Session 9 (2001)


I wasn’t aware of Brad Anderson’s “Session 9,” when it first came out with a limited release, but I’m glad I was finally able to see it, as it’s definitely something different and unique. Filming with digital injects the movie with a lot of dread and tension along with a more realistic feeling. The atmosphere is incredible with its dark corners of the setting often feeling ominous and harrowing.

Gordon Flemming (Peter Mullan) and Phil (David Caruso) are two asbestos cleaners that team for a job to clean an old abandoned Insane Asylum before it opens up again. With warnings from locals, they’re told the Asylum is haunted and still has some demons in it. They heed their warnings but decide to take on the job regardless. Little do they know that beneath the asbestos, they will find something potentially life threatening. Gordon Flemming is a man struggling with his new unwanted life as he scrounges for a job, while Caruso’s character is a druggie who is still getting over his ex-wife.

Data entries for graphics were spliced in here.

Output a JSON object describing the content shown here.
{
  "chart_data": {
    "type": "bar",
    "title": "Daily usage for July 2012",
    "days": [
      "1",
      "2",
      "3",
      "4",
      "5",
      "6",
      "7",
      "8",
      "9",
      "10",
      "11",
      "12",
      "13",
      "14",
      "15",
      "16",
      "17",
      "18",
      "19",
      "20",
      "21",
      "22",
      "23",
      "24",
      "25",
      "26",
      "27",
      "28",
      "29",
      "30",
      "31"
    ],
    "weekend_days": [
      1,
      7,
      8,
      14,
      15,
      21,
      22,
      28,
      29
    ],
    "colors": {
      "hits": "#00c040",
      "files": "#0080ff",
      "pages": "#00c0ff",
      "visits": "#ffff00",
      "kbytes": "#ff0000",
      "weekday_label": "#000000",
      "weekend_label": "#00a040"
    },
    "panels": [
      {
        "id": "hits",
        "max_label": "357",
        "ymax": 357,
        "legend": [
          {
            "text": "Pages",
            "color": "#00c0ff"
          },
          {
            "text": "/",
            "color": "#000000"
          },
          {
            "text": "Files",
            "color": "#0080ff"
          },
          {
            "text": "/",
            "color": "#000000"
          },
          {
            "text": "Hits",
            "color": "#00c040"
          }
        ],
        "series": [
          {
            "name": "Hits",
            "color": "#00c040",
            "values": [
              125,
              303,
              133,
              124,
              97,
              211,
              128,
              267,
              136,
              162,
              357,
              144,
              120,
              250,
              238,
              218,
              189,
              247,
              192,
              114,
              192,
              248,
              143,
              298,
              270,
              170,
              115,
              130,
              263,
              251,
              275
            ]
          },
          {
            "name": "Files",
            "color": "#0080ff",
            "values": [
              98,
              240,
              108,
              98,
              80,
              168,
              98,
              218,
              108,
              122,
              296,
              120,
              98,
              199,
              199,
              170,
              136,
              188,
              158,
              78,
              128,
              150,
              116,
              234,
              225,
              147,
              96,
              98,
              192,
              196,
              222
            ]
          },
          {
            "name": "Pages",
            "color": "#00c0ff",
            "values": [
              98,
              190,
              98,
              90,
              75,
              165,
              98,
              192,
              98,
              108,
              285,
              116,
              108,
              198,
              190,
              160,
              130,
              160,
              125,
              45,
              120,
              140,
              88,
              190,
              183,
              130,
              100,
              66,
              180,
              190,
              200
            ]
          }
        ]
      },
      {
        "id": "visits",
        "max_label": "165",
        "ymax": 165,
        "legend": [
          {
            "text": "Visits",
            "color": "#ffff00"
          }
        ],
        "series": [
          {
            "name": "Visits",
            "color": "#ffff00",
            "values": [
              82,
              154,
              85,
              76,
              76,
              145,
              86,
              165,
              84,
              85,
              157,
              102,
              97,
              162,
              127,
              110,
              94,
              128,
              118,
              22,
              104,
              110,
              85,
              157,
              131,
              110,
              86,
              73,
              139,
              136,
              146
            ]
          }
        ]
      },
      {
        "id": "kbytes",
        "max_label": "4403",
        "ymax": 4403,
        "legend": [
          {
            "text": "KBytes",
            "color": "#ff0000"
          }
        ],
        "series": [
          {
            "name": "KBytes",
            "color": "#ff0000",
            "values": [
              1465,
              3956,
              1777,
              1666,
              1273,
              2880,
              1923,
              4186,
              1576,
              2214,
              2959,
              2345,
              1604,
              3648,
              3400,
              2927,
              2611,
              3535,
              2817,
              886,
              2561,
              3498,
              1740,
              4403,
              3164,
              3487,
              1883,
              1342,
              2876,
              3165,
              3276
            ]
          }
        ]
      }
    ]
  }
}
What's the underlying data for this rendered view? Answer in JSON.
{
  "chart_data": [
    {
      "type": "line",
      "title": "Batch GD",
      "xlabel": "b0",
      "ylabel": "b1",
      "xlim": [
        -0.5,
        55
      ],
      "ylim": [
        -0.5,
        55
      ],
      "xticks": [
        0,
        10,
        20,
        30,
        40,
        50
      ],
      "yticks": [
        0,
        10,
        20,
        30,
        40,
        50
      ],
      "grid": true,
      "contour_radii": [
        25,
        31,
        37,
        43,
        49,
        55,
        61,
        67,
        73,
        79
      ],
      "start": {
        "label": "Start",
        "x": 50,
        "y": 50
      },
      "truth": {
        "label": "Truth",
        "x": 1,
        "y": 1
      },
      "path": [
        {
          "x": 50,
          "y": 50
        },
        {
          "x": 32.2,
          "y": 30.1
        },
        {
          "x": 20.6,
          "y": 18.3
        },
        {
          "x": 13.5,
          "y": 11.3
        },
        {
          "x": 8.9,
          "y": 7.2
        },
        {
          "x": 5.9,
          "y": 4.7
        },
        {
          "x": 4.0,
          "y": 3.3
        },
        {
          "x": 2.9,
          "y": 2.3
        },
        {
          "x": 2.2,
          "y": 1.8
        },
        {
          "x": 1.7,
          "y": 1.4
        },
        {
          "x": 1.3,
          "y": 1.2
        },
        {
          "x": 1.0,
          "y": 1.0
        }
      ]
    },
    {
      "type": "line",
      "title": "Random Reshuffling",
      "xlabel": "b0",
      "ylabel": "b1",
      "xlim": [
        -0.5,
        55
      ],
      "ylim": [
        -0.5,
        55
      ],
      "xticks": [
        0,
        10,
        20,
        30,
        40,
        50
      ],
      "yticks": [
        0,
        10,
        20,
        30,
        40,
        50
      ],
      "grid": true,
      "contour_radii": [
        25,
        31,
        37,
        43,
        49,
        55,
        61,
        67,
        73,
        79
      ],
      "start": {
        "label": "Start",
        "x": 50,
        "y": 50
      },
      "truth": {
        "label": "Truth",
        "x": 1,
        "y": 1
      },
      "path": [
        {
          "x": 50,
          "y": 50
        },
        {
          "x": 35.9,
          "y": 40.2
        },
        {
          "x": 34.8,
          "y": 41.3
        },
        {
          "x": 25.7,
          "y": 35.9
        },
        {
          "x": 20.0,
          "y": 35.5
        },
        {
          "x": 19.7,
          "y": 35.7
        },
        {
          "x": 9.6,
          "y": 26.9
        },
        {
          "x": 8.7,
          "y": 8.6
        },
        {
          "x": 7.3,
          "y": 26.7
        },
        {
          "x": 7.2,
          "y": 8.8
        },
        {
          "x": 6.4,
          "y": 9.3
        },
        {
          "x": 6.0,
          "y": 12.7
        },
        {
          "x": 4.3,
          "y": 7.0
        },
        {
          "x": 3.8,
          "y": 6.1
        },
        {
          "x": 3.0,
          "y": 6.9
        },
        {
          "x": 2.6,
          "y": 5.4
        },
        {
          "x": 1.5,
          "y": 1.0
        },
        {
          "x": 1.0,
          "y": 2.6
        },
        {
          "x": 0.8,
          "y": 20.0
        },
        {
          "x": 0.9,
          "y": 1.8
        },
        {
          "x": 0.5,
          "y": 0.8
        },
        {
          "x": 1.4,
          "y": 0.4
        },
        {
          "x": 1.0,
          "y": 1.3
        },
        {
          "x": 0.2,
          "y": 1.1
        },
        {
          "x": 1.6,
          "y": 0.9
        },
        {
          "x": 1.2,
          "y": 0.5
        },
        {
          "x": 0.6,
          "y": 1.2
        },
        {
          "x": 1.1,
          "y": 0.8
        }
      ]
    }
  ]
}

The setting alone is a character with every corridor shifting moods leaving the audience wondering if something is lurking in the corners. Peter Mullan and David Caruso give excellent performances as two friends who never see eye to eye with the job, providing a tension that adds to the already uneasy scenario. The entire movie is like one giant jigsaw puzzle, with a very plot-driven narrative, and when all the pieces puzzle come crashing together, it’s a jaw-dropper and utterly disturbing. Audiences looking for a quick scare here and there won’t find it here as Brad Anderson’s horror thriller is a stunning piece of art. What “Session 9” lacks in the commercial appeal, it more than makes up for in brains, and a brilliant, morbid peek in to human psychology.